Bis zum Jahr 2002 erhielten die Helmholtz-Zentren individuelle Jahresbudgets durch die Zuwendungsgeber. Mit Einführung der programmorientierten Förderung ab dem Jahr 2003 werden die Mittel künftig auf der Grundlage von längerfristig angelegten Forschungsprogrammen verteilt. Im Rahmen von insgesamt sechs thematisch orientierten HGF-Forschungsbereichen erarbeiten die Wissenschaftler in den Helmholtz-Zentren und in Kooperation über die Zentrengrenzen hinweg eigenverantwortlich Programmbeiträge, mit denen sie sich dem Wettbewerb um Ressourcen stellen. In einem abgestuften Evaluationsverfahren bewertet der Helmholtz-Senat mit Hilfe externer Experten aus dem In- und Ausland diese Programme und formuliert Förderempfehlungen an die Zuwendungsgeber. Auf der Grundlage dieser Empfehlungen erhalten die Helmholtz-Zentren für ihre positiv bewerteten Programmbeiträge die notwendigen Ressourcen. Der Präsident, unterstützt von der Helmholtz-Geschäftsstelle, managt den Evaluationsprozess, bereitet die Entscheidungen des Senats vor und setzt sie um. Das Gesamtbudget eines Forschungszentrums setzt sich schließlich aus der Summe seiner Programmbeiträge zu den sechs HGF-Forschungsbereichen zusammen. Die Begutachtungen werden im Abstand von fünf Jahren durchgeführt, so dass die Förderentscheidungen jeweils für eine 5-Jahres-Periode Wirkung haben. In einem zeitversetzten Verfahren werden jeweils zwei HGF-Forschungsbereiche in einem Jahr evaluiert.

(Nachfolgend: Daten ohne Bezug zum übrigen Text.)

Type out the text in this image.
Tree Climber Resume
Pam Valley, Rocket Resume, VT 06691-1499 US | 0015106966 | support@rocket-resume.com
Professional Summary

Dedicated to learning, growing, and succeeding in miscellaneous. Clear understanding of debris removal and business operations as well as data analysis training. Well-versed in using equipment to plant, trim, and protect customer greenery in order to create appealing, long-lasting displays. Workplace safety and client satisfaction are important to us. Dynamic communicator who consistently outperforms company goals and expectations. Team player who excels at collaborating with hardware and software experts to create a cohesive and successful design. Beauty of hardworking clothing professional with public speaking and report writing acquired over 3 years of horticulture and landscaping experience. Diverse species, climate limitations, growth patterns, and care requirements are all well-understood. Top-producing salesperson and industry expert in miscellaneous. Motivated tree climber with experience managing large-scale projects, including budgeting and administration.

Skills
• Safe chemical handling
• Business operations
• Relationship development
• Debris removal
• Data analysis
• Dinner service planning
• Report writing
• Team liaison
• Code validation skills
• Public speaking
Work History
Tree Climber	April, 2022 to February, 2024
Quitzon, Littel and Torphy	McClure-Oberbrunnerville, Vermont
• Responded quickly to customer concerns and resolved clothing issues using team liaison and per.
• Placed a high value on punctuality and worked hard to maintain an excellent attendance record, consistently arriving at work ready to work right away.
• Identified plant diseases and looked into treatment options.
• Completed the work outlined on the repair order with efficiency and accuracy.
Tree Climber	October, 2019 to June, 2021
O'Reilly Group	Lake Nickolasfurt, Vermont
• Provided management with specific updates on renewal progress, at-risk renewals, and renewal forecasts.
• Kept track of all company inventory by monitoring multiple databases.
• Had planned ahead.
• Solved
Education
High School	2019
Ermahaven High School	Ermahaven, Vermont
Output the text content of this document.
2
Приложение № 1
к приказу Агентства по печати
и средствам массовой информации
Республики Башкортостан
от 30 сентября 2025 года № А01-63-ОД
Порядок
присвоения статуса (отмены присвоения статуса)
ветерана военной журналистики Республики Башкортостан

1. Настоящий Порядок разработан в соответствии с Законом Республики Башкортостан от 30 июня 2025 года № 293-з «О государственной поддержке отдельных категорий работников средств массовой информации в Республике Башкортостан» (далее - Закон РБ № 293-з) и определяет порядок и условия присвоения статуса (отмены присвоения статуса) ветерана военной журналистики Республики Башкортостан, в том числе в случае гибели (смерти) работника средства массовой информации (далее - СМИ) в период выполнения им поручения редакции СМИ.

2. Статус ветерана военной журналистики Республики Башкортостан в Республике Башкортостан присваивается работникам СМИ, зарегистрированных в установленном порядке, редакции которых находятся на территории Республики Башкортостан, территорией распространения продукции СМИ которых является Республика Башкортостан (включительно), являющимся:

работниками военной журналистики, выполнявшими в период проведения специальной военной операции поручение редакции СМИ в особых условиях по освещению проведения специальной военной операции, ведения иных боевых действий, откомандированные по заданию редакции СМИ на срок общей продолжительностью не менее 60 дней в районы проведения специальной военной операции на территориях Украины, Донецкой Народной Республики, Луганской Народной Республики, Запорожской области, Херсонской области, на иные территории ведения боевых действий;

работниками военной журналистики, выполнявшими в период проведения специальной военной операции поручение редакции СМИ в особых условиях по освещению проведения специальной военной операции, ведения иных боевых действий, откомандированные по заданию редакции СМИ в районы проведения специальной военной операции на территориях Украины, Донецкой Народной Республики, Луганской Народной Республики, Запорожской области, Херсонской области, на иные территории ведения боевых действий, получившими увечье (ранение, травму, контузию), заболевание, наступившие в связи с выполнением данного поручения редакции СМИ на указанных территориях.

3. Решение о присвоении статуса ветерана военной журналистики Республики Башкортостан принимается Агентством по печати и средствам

Begutachtung der Programme und Finanzierungskonsequenzen

Im Sinne von Globalsteuerung formulieren die Zuwendungsgeber im Zusammenwirken mit den Helmholtz-Zentren forschungspolitische Vorgaben für die Programme der sechs HGF-Forschungsbereiche: Energie, Erde und Umwelt, Gesundheit, Schlüsseltechnologien, Struktur der Materie, Verkehr und Raumfahrt: die Forschungsbereiche sind in Programme und Programmthemen weiter untergliedert. Die forschungspolitischen Vorgaben umreißen Aufgabenschwerpunkte und den Finanzkorridor für die jeweilige Planperiode. Vor diesem Hintergrund finden die Begutachtungsverfahren statt, die am Ende in konkrete Finanzierungsentscheidungen münden. Auf der Grundlage von strategisch ausgerichteten Programmproposals und einer zweitägigen Gutachtersitzung mit Diskussion der beteiligten Wissenschaftler wird eine inhaltlich begründete und benotete Gutachterempfehlung abgegeben. Zentrale Kriterien sind die wissenschaftliche Qualität, die strategische Relevanz und die effiziente Durchführung. Die Gesamtheit der begutachteten Programme wird schließlich im Senatsausschuss für die Begutachtung weiter beraten und mit einer Förderempfehlung in den Senat eingebracht. Der Helmholtz-Senat schließlich gibt eine abschließende Förderempfehlung zur Durchführung der positiv bewerteten Programme ab. Auf Ebene des Ausschusses der Zuwendungsgeber wird diese Förderempfehlung schließlich in eine Finanzierungsentscheidung für die Programme und die beteiligten Helmholtz-Zentren für die Begutachtungsperiode von fünf Jahren umgesetzt. Das Ergebnis fließt dann programmbezogen in die jährlichen Wirtschaftspläne der Helmholtz-Zentren ein.

Wissenschaftsadäquates Controlling

Als Element des wissenschaftsadäquaten Controllings enthalten die auf die Zukunft ausgerichteten, strategischen Programmproposals auch über 5-Jahres-Zeiträume rückwärts gerichtete Erfolgsdarstellungen. Dabei wird die inhaltliche Beschreibung erzielter Forschungserfolge durch wissenschaftsimmanente Kenngrößen, wie z.B. referierte Publikationen, C-Rufe, Patente oder Lizenzeinnahmen ergänzt. Die Abwicklung der begutachteten Programme wird von einem jährlichen Controlling in Form eines standardisierten, inhaltlichen und zahlenmäßigen Berichtswesen begleitet, um den Bedarf für notwendige Modifikationen oder sogar Richtungsänderungen in der Programmabwicklung besser erkennen zu können.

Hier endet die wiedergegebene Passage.